Keep buying cars, even if you’ve found your ‘favorite.’ There are two reasons for this: first, because duplicate car rewards upgrade your existing vehicles as mentioned above. And second, because this is the only way to level up your account. You’ll earn EXP for each prize you win: a new Common car is worth 5 EXP, new Rare is worth 10, etc. Duplicate cars are worth double, so a duplicate Common car awards 10 EXP, duplicate Rare awards 20, etc. When you level up, you gain access to new weapons: level 2 gives you the Homing Missile, level 3 the Rail Gun, level 5 the Trebuchet, level 6 increases all of your Cannons to level 2, etc. Once you reach the level needed to unlock a weapon, it will begin appearing in the random item boxes. If you see other players using weapons you’ve never received, you may just need to level up more.
What’s Prestige / How do I unlock Prestige cars? Prestige is just your overall account level earned by unlocking cars. It’s a bit confusing since in other games Prestige often means resetting your level or stats, but in Crash of Cars it’s just your current level. For example, the first “Prestige” vehicle, the Muscle Car, is unlocked simply by reaching level 7. Before level 7, you mostly earn weapon upgrades when leveling up.
Cars’ health-shields are not refilled with Health pick-ups. On your duplicate, higher level cars with gray shields over their health bars, if you lose those shields and pick up Health, you will not regain the shields. So be aware that your initial damage is essentially permanent for that match and you will only be able to refill the health bar itself after that.

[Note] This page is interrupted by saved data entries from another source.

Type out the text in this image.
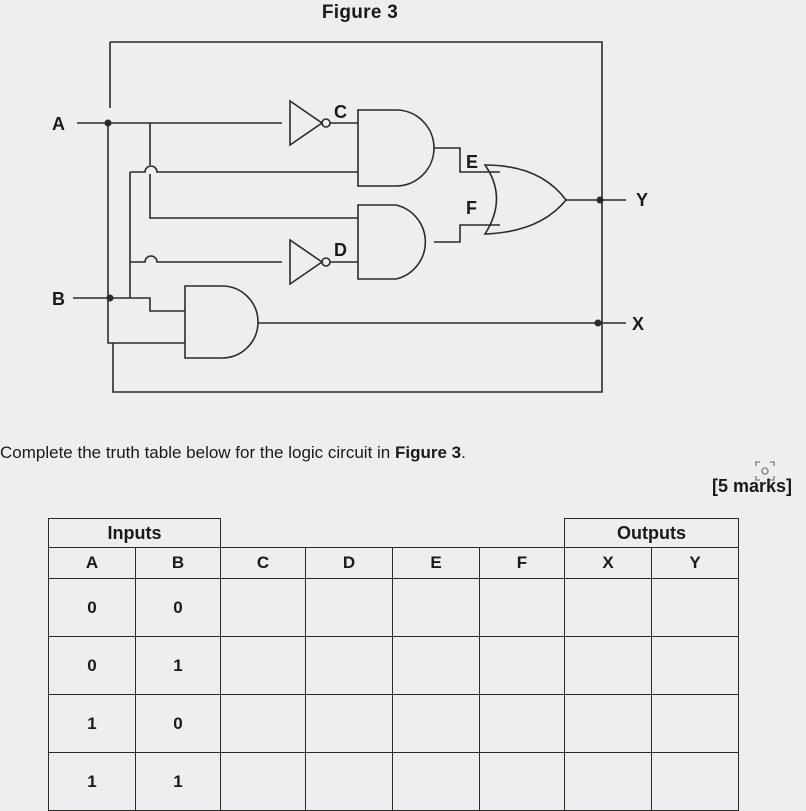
Figure 3
A
B
C
D
E
F	Y
X
Complete the truth table below for the logic circuit in Figure 3.
[5 marks]
Inputs						Outputs	
A	B	C	D	E	F	X	Y
0	0						
0	1						
1	0						
1	1						
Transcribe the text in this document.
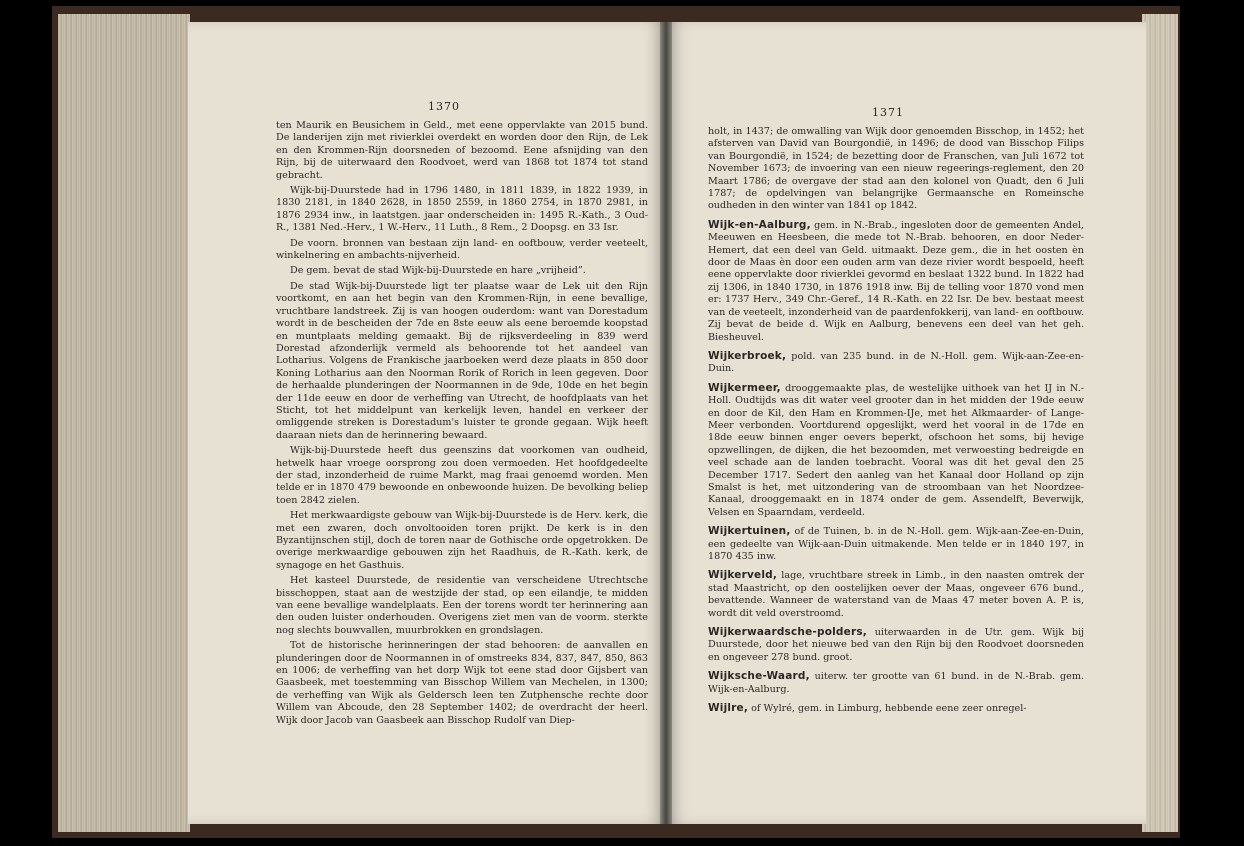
1370

ten Maurik en Beusichem in Geld., met eene oppervlakte van 2015 bund. De landerijen zijn met rivierklei overdekt en worden door den Rijn, de Lek en den Krommen-Rijn doorsneden of bezoomd. Eene afsnijding van den Rijn, bij de uiterwaard den Roodvoet, werd van 1868 tot 1874 tot stand gebracht.

Wijk-bij-Duurstede had in 1796 1480, in 1811 1839, in 1822 1939, in 1830 2181, in 1840 2628, in 1850 2559, in 1860 2754, in 1870 2981, in 1876 2934 inw., in laatstgen. jaar onderscheiden in: 1495 R.-Kath., 3 Oud-R., 1381 Ned.-Herv., 1 W.-Herv., 11 Luth., 8 Rem., 2 Doopsg. en 33 Isr.

De voorn. bronnen van bestaan zijn land- en ooftbouw, verder veeteelt, winkelnering en ambachts-nijverheid.

De gem. bevat de stad Wijk-bij-Duurstede en hare „vrijheid”.

De stad Wijk-bij-Duurstede ligt ter plaatse waar de Lek uit den Rijn voortkomt, en aan het begin van den Krommen-Rijn, in eene bevallige, vruchtbare landstreek. Zij is van hoogen ouderdom: want van Dorestadum wordt in de bescheiden der 7de en 8ste eeuw als eene beroemde koopstad en muntplaats melding gemaakt. Bij de rijksverdeeling in 839 werd Dorestad afzonderlijk vermeld als behoorende tot het aandeel van Lotharius. Volgens de Frankische jaarboeken werd deze plaats in 850 door Koning Lotharius aan den Noorman Rorik of Rorich in leen gegeven. Door de herhaalde plunderingen der Noormannen in de 9de, 10de en het begin der 11de eeuw en door de verheffing van Utrecht, de hoofdplaats van het Sticht, tot het middelpunt van kerkelijk leven, handel en verkeer der omliggende streken is Dorestadum's luister te gronde gegaan. Wijk heeft daaraan niets dan de herinnering bewaard.

Wijk-bij-Duurstede heeft dus geenszins dat voorkomen van oudheid, hetwelk haar vroege oorsprong zou doen vermoeden. Het hoofdgedeelte der stad, inzonderheid de ruime Markt, mag fraai genoemd worden. Men telde er in 1870 479 bewoonde en onbewoonde huizen. De bevolking beliep toen 2842 zielen.

Het merkwaardigste gebouw van Wijk-bij-Duurstede is de Herv. kerk, die met een zwaren, doch onvoltooiden toren prijkt. De kerk is in den Byzantijnschen stijl, doch de toren naar de Gothische orde opgetrokken. De overige merkwaardige gebouwen zijn het Raadhuis, de R.-Kath. kerk, de synagoge en het Gasthuis.

Het kasteel Duurstede, de residentie van verscheidene Utrechtsche bisschoppen, staat aan de westzijde der stad, op een eilandje, te midden van eene bevallige wandelplaats. Een der torens wordt ter herinnering aan den ouden luister onderhouden. Overigens ziet men van de voorm. sterkte nog slechts bouwvallen, muurbrokken en grondslagen.

Tot de historische herinneringen der stad behooren: de aanvallen en plunderingen door de Noormannen in of omstreeks 834, 837, 847, 850, 863 en 1006; de verheffing van het dorp Wijk tot eene stad door Gijsbert van Gaasbeek, met toestemming van Bisschop Willem van Mechelen, in 1300; de verheffing van Wijk als Geldersch leen ten Zutphensche rechte door Willem van Abcoude, den 28 September 1402; de overdracht der heerl. Wijk door Jacob van Gaasbeek aan Bisschop Rudolf van Diep-

1371

holt, in 1437; de omwalling van Wijk door genoemden Bisschop, in 1452; het afsterven van David van Bourgondië, in 1496; de dood van Bisschop Filips van Bourgondië, in 1524; de bezetting door de Franschen, van Juli 1672 tot November 1673; de invoering van een nieuw regeerings-reglement, den 20 Maart 1786; de overgave der stad aan den kolonel von Quadt, den 6 Juli 1787; de opdelvingen van belangrijke Germaansche en Romeinsche oudheden in den winter van 1841 op 1842.

Wijk-en-Aalburg, gem. in N.-Brab., ingesloten door de gemeenten Andel, Meeuwen en Heesbeen, die mede tot N.-Brab. behooren, en door Neder-Hemert, dat een deel van Geld. uitmaakt. Deze gem., die in het oosten èn door de Maas èn door een ouden arm van deze rivier wordt bespoeld, heeft eene oppervlakte door rivierklei gevormd en beslaat 1322 bund. In 1822 had zij 1306, in 1840 1730, in 1876 1918 inw. Bij de telling voor 1870 vond men er: 1737 Herv., 349 Chr.-Geref., 14 R.-Kath. en 22 Isr. De bev. bestaat meest van de veeteelt, inzonderheid van de paardenfokkerij, van land- en ooftbouw. Zij bevat de beide d. Wijk en Aalburg, benevens een deel van het geh. Biesheuvel.

Wijkerbroek, pold. van 235 bund. in de N.-Holl. gem. Wijk-aan-Zee-en-Duin.

Wijkermeer, drooggemaakte plas, de westelijke uithoek van het IJ in N.-Holl. Oudtijds was dit water veel grooter dan in het midden der 19de eeuw en door de Kil, den Ham en Krommen-IJe, met het Alkmaarder- of Lange-Meer verbonden. Voortdurend opgeslijkt, werd het vooral in de 17de en 18de eeuw binnen enger oevers beperkt, ofschoon het soms, bij hevige opzwellingen, de dijken, die het bezoomden, met verwoesting bedreigde en veel schade aan de landen toebracht. Vooral was dit het geval den 25 December 1717. Sedert den aanleg van het Kanaal door Holland op zijn Smalst is het, met uitzondering van de stroombaan van het Noordzee-Kanaal, drooggemaakt en in 1874 onder de gem. Assendelft, Beverwijk, Velsen en Spaarndam, verdeeld.

Wijkertuinen, of de Tuinen, b. in de N.-Holl. gem. Wijk-aan-Zee-en-Duin, een gedeelte van Wijk-aan-Duin uitmakende. Men telde er in 1840 197, in 1870 435 inw.

Wijkerveld, lage, vruchtbare streek in Limb., in den naasten omtrek der stad Maastricht, op den oostelijken oever der Maas, ongeveer 676 bund., bevattende. Wanneer de waterstand van de Maas 47 meter boven A. P. is, wordt dit veld overstroomd.

Wijkerwaardsche-polders, uiterwaarden in de Utr. gem. Wijk bij Duurstede, door het nieuwe bed van den Rijn bij den Roodvoet doorsneden en ongeveer 278 bund. groot.

Wijksche-Waard, uiterw. ter grootte van 61 bund. in de N.-Brab. gem. Wijk-en-Aalburg.

Wijlre, of Wylré, gem. in Limburg, hebbende eene zeer onregel-
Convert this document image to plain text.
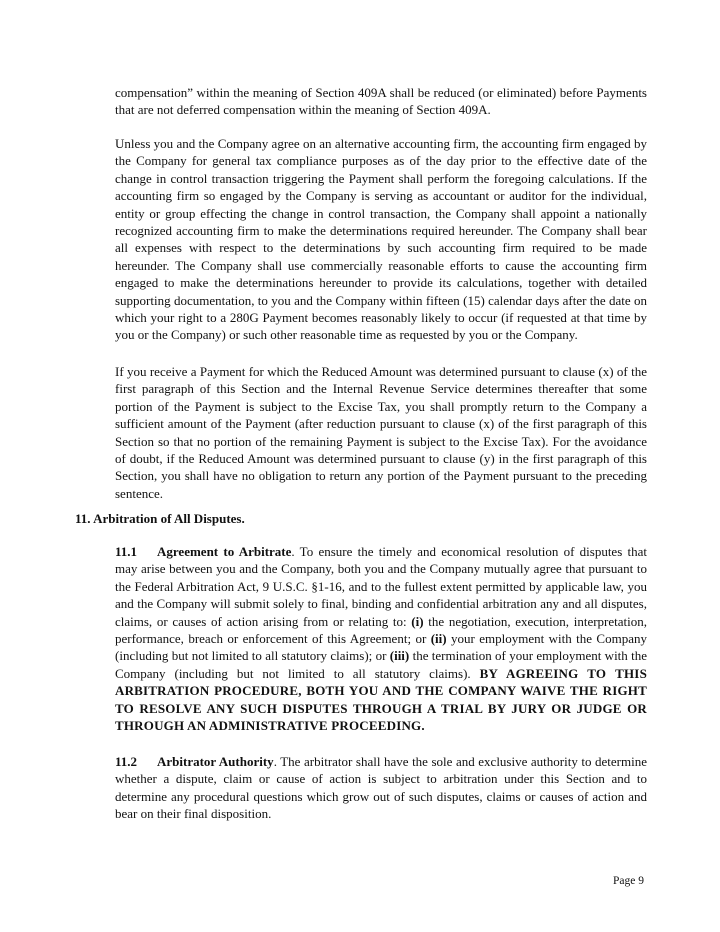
compensation” within the meaning of Section 409A shall be reduced (or eliminated) before Payments that are not deferred compensation within the meaning of Section 409A.

Unless you and the Company agree on an alternative accounting firm, the accounting firm engaged by the Company for general tax compliance purposes as of the day prior to the effective date of the change in control transaction triggering the Payment shall perform the foregoing calculations. If the accounting firm so engaged by the Company is serving as accountant or auditor for the individual, entity or group effecting the change in control transaction, the Company shall appoint a nationally recognized accounting firm to make the determinations required hereunder. The Company shall bear all expenses with respect to the determinations by such accounting firm required to be made hereunder. The Company shall use commercially reasonable efforts to cause the accounting firm engaged to make the determinations hereunder to provide its calculations, together with detailed supporting documentation, to you and the Company within fifteen (15) calendar days after the date on which your right to a 280G Payment becomes reasonably likely to occur (if requested at that time by you or the Company) or such other reasonable time as requested by you or the Company.

If you receive a Payment for which the Reduced Amount was determined pursuant to clause (x) of the first paragraph of this Section and the Internal Revenue Service determines thereafter that some portion of the Payment is subject to the Excise Tax, you shall promptly return to the Company a sufficient amount of the Payment (after reduction pursuant to clause (x) of the first paragraph of this Section so that no portion of the remaining Payment is subject to the Excise Tax). For the avoidance of doubt, if the Reduced Amount was determined pursuant to clause (y) in the first paragraph of this Section, you shall have no obligation to return any portion of the Payment pursuant to the preceding sentence.

11. Arbitration of All Disputes.

11.1 Agreement to Arbitrate. To ensure the timely and economical resolution of disputes that may arise between you and the Company, both you and the Company mutually agree that pursuant to the Federal Arbitration Act, 9 U.S.C. §1-16, and to the fullest extent permitted by applicable law, you and the Company will submit solely to final, binding and confidential arbitration any and all disputes, claims, or causes of action arising from or relating to: (i) the negotiation, execution, interpretation, performance, breach or enforcement of this Agreement; or (ii) your employment with the Company (including but not limited to all statutory claims); or (iii) the termination of your employment with the Company (including but not limited to all statutory claims). BY AGREEING TO THIS ARBITRATION PROCEDURE, BOTH YOU AND THE COMPANY WAIVE THE RIGHT TO RESOLVE ANY SUCH DISPUTES THROUGH A TRIAL BY JURY OR JUDGE OR THROUGH AN ADMINISTRATIVE PROCEEDING.

11.2 Arbitrator Authority. The arbitrator shall have the sole and exclusive authority to determine whether a dispute, claim or cause of action is subject to arbitration under this Section and to determine any procedural questions which grow out of such disputes, claims or causes of action and bear on their final disposition.

Page 9
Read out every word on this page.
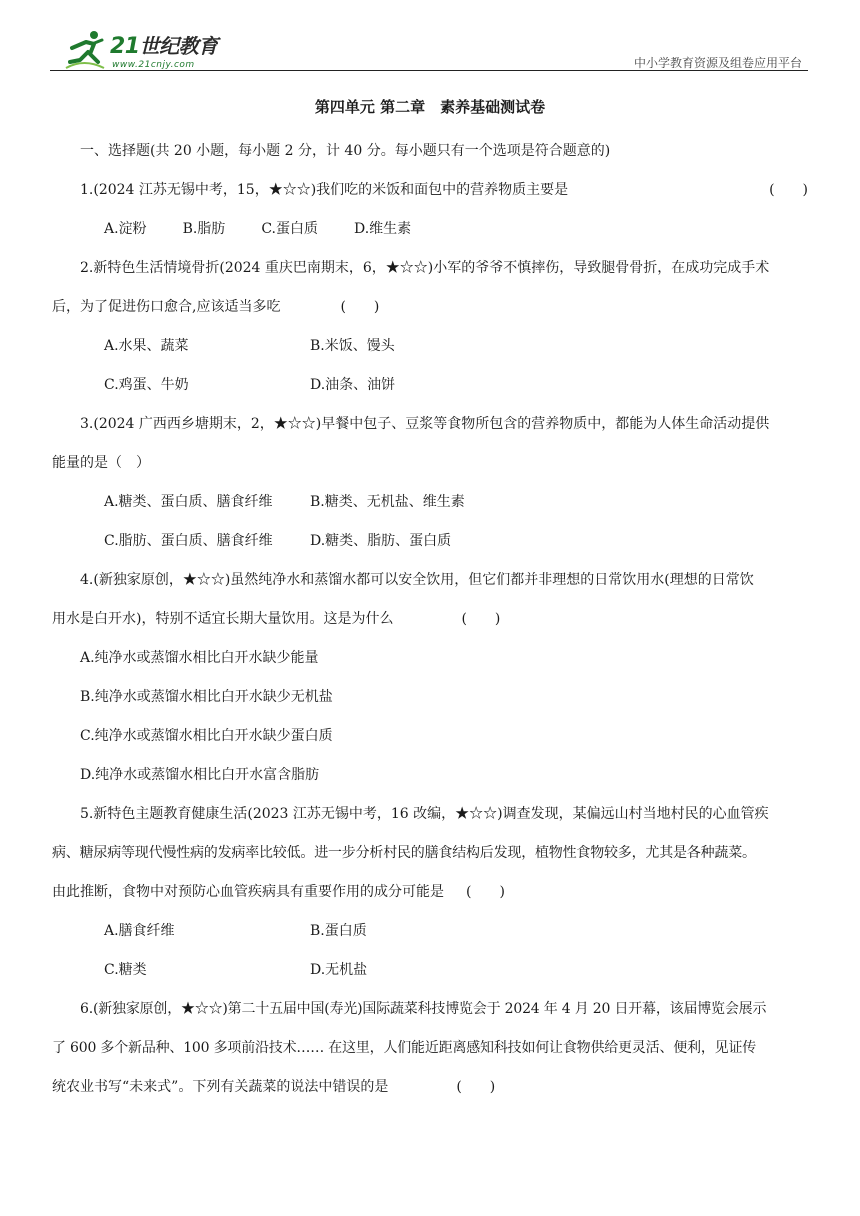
21世纪教育
www.21cnjy.com	中小学教育资源及组卷应用平台
第四单元 第二章　素养基础测试卷

一、选择题(共 20 小题，每小题 2 分，计 40 分。每小题只有一个选项是符合题意的)

1.(2024 江苏无锡中考，15，★☆☆)我们吃的米饭和面包中的营养物质主要是	(　　)

A.淀粉	B.脂肪	C.蛋白质	D.维生素

2.新特色生活情境骨折(2024 重庆巴南期末，6，★☆☆)小军的爷爷不慎摔伤，导致腿骨骨折，在成功完成手术

后，为了促进伤口愈合,应该适当多吃	(　　)

A.水果、蔬菜	B.米饭、馒头

C.鸡蛋、牛奶	D.油条、油饼

3.(2024 广西西乡塘期末，2，★☆☆)早餐中包子、豆浆等食物所包含的营养物质中，都能为人体生命活动提供

能量的是（　）

A.糖类、蛋白质、膳食纤维	B.糖类、无机盐、维生素

C.脂肪、蛋白质、膳食纤维	D.糖类、脂肪、蛋白质

4.(新独家原创，★☆☆)虽然纯净水和蒸馏水都可以安全饮用，但它们都并非理想的日常饮用水(理想的日常饮

用水是白开水)，特别不适宜长期大量饮用。这是为什么	(　　)

A.纯净水或蒸馏水相比白开水缺少能量

B.纯净水或蒸馏水相比白开水缺少无机盐

C.纯净水或蒸馏水相比白开水缺少蛋白质

D.纯净水或蒸馏水相比白开水富含脂肪

5.新特色主题教育健康生活(2023 江苏无锡中考，16 改编，★☆☆)调查发现，某偏远山村当地村民的心血管疾

病、糖尿病等现代慢性病的发病率比较低。进一步分析村民的膳食结构后发现，植物性食物较多，尤其是各种蔬菜。

由此推断，食物中对预防心血管疾病具有重要作用的成分可能是 (　　)

A.膳食纤维	B.蛋白质

C.糖类	D.无机盐

6.(新独家原创，★☆☆)第二十五届中国(寿光)国际蔬菜科技博览会于 2024 年 4 月 20 日开幕，该届博览会展示

了 600 多个新品种、100 多项前沿技术…… 在这里，人们能近距离感知科技如何让食物供给更灵活、便利，见证传

统农业书写“未来式”。下列有关蔬菜的说法中错误的是	(　　)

There’s not really a benefit to being in “first place” in a match. We mentioned this above when discussing the basic gameplay, but just to clarify: although you receive a crown over your username when you become the crown leader for a match, there’s currently no benefit to this. It’s basically just a signal to other players who has the most crowns, and possibly a point of pride if you like having the crown over your car. We suspect Not Doppler might add other game modes in the future, like King of the Hill where you earn bonus points while you have the leader crown or something along those lines, but for now you don’t get anything.